第12章 【秀吉・後編】※R18
「信長様、恐れながら、私に考えがございます」
広間に凛とした声が響き渡った。全員の視線が一点に集中する。
「ほう」
信長はいつものごとく、まるで新しい玩具をみつけた少年のように、その緋色の目を輝かせた。
「竜昌、申してみよ」
「はっ!」
─── ◇ ─── ◇ ───
「だーめだ だめだ だめだ だめだっ!!!」
ひときわ けたたましい叫び声が広間に響く。
いきりたつ秀吉をなだめようと、武将たちが秀吉の周りを取り囲んでいる。
信長は、上座から武将たちのそんな姿を、ニヤニヤしながら見つめていた。
「竜昌をおとりになんて、そんな危険なことさせられるか!」
政宗が、秀吉の肩に手を置いて言う。
「そう言うがな、秀吉。お前は秋津戦での竜昌を見てないだろう」
「だからなんだ!」
「俺は実際にあいつと刃を交わしたが、あいつはめっぽう強い。今でもあの時のことを思い出すと、身震いがするくらいだ」
「だからといってだな…」
「そうだぞ秀吉。

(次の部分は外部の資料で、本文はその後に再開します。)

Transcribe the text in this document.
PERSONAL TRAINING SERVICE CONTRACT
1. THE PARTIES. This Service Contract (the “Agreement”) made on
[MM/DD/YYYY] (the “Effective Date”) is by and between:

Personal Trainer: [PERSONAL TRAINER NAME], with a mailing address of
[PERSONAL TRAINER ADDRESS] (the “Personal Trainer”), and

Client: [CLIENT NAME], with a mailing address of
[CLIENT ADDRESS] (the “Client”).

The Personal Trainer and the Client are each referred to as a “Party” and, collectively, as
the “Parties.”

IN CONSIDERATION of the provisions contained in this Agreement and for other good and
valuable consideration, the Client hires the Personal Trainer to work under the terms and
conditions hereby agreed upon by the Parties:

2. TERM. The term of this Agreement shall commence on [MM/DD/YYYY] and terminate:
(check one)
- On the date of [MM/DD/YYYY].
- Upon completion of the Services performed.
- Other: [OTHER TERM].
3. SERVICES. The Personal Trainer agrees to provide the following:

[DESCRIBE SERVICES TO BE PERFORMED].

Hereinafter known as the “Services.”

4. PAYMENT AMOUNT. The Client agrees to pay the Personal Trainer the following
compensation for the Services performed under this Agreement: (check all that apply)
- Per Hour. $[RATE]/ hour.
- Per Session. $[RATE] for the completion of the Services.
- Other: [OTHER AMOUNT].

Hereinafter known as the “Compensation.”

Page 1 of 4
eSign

むしろ俺は、竜昌が敵をすべて斬り殺したりしないか、不安なくらいだ」
光秀も不敵な笑いを浮かべながら、秀吉の正面に対峙していた。
「…全員の息の根を止められては、拷問のしがいもないからな」
「勝手に言ってろ!」
秀吉のすぐ側にいた三成が、菫色の瞳を潤ませながら、秀吉の顔を見上げる。